ペットボトル入り飲料水をめぐるアメリカでの現状を見てきて、日本の私たちは何を学べるのか考えてみました。まず、自治体の率先的な行動がシグナル効果を発揮していることがわかりました。自治体の首長がリーダーシップを執れば、状況は早く動きます。「公共福祉を最優先する」という考えを持っている自治体の職員が多いことも印象に残りました。

また、水問題に取り組むNGOも、財政規模も会員数も日本とは比較にならないほど大きく、専門性を持って緻密な戦略を立てて活動しています。

一方でコンコードのような小さなコミュニティレベルでも、積極的に活動している地域があります。
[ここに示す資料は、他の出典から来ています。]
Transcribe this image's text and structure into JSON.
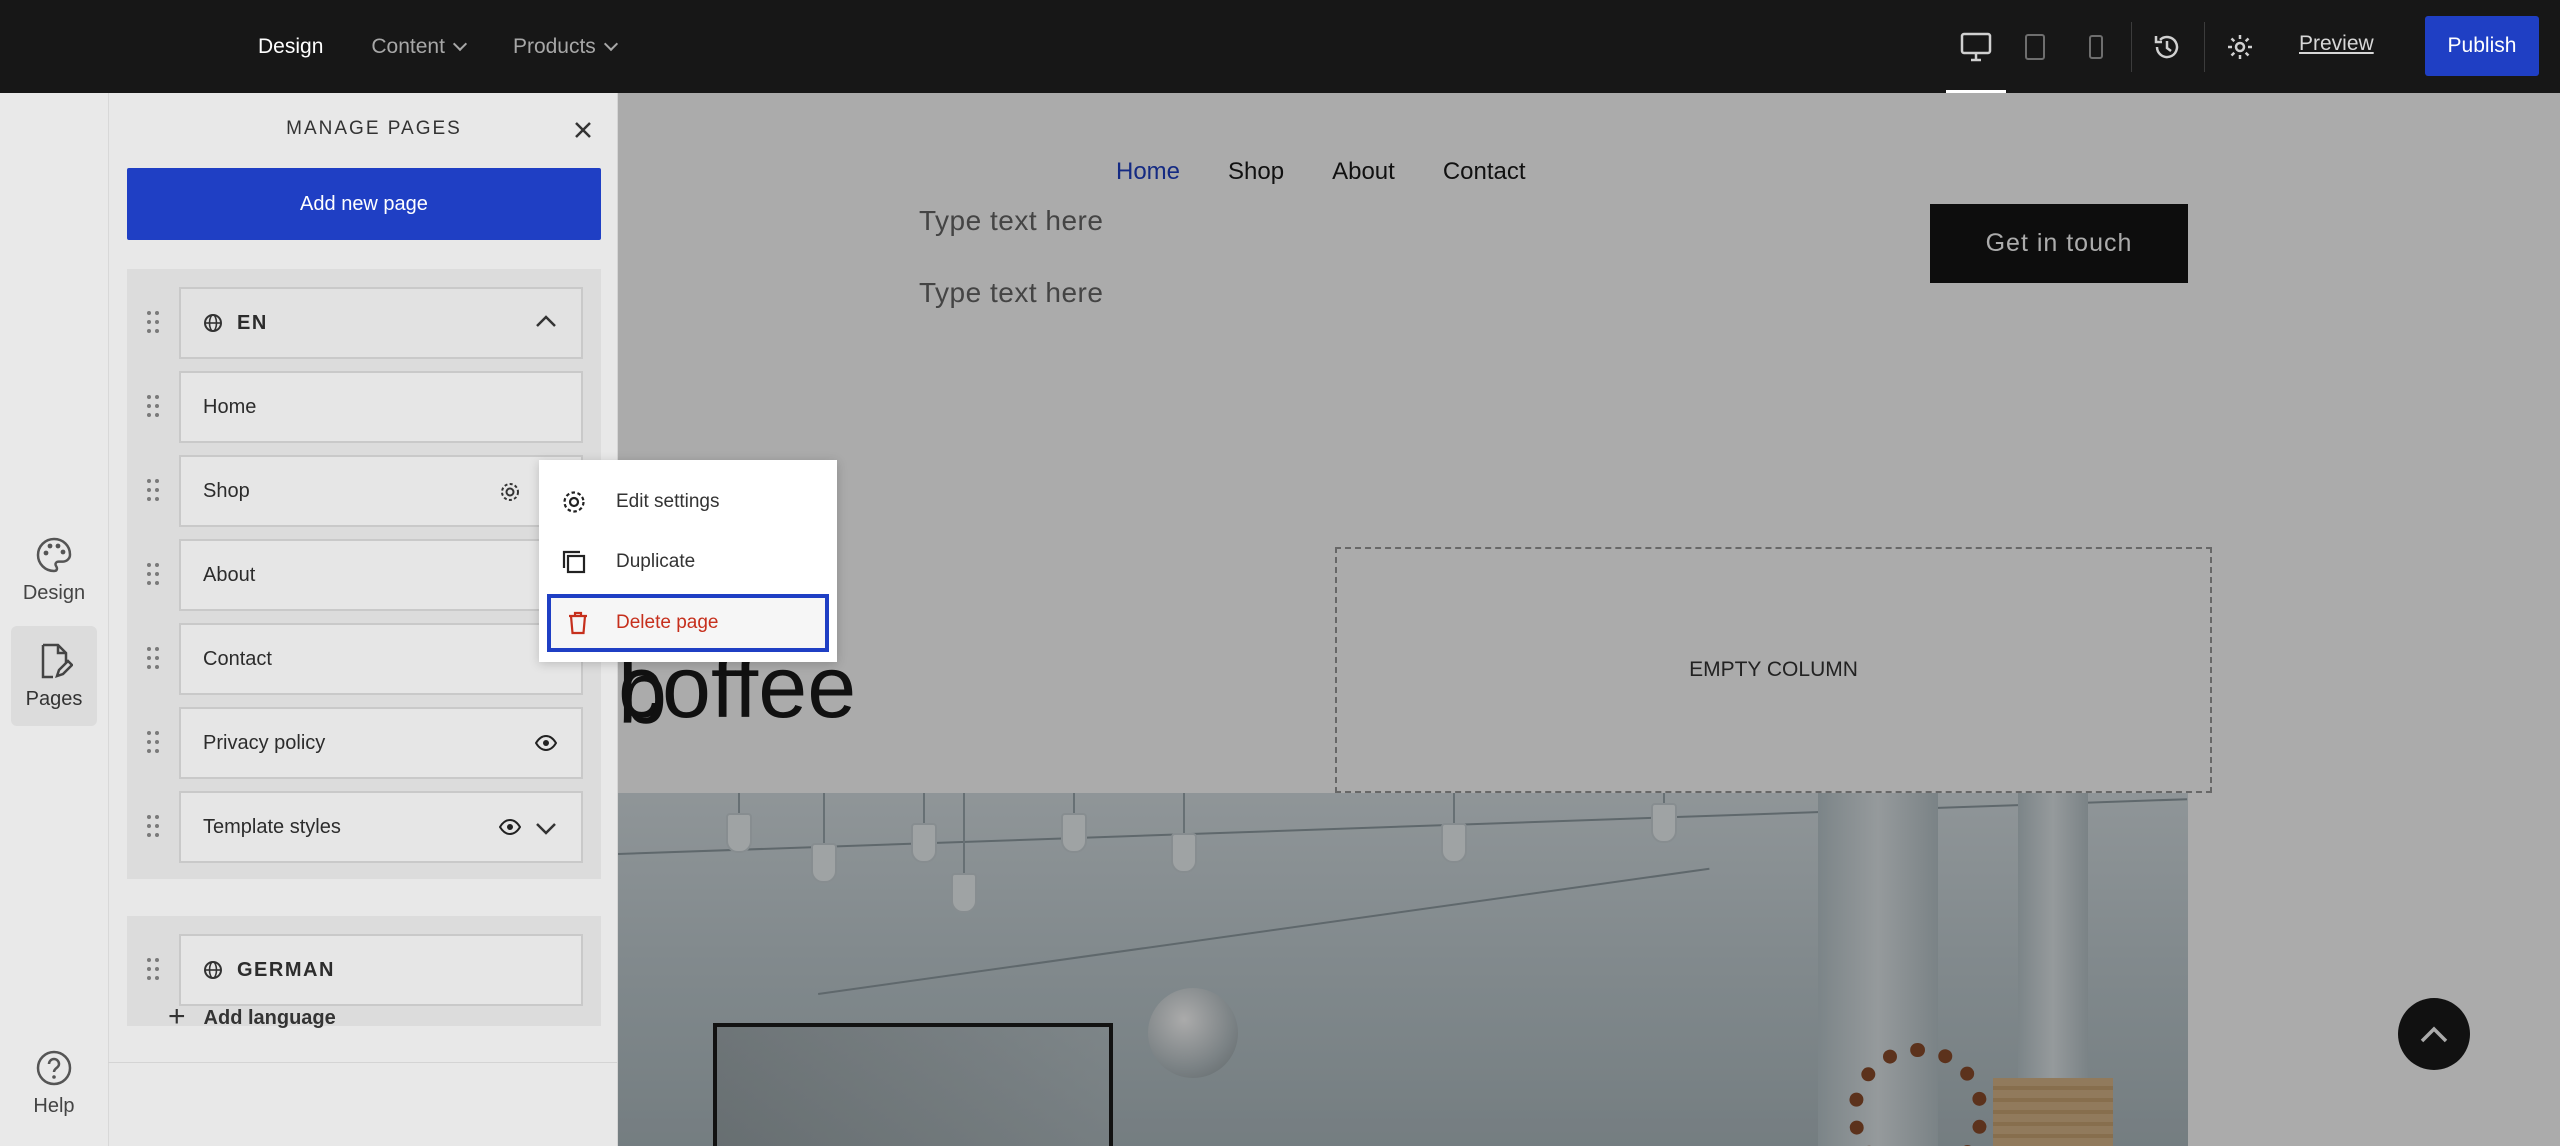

また大学でも、独自のルール作りが広がっています。

さらに、アメリカでは「水の公共性」ということに非常に問題意識を持って、そこから多様に取り組みを広げ、そして水飲み場が充実し、市民も日常生活の中で自然に使っていました。

アメリカの調査で刺激を受けた多くのことを生かして、今後も「水Do!キャンペーン」を発展させ、日本でも「脱ペットボトル」と水道水の飲用をさらに進めていきたいと思っています。

水Do !(スイドゥ)キャンペーンとは

 ペットボトルなどの使い捨て飲料容器の使用を減らし、水道水の飲用、「水の域産域消」を推進することにより、環境負荷の低減と地域の水資源保全、人にやさしく潤いのあるまちづくりを促進するキャンペーン。22 の賛同団体で構成する「水Do ! ネットワーク」が運営している。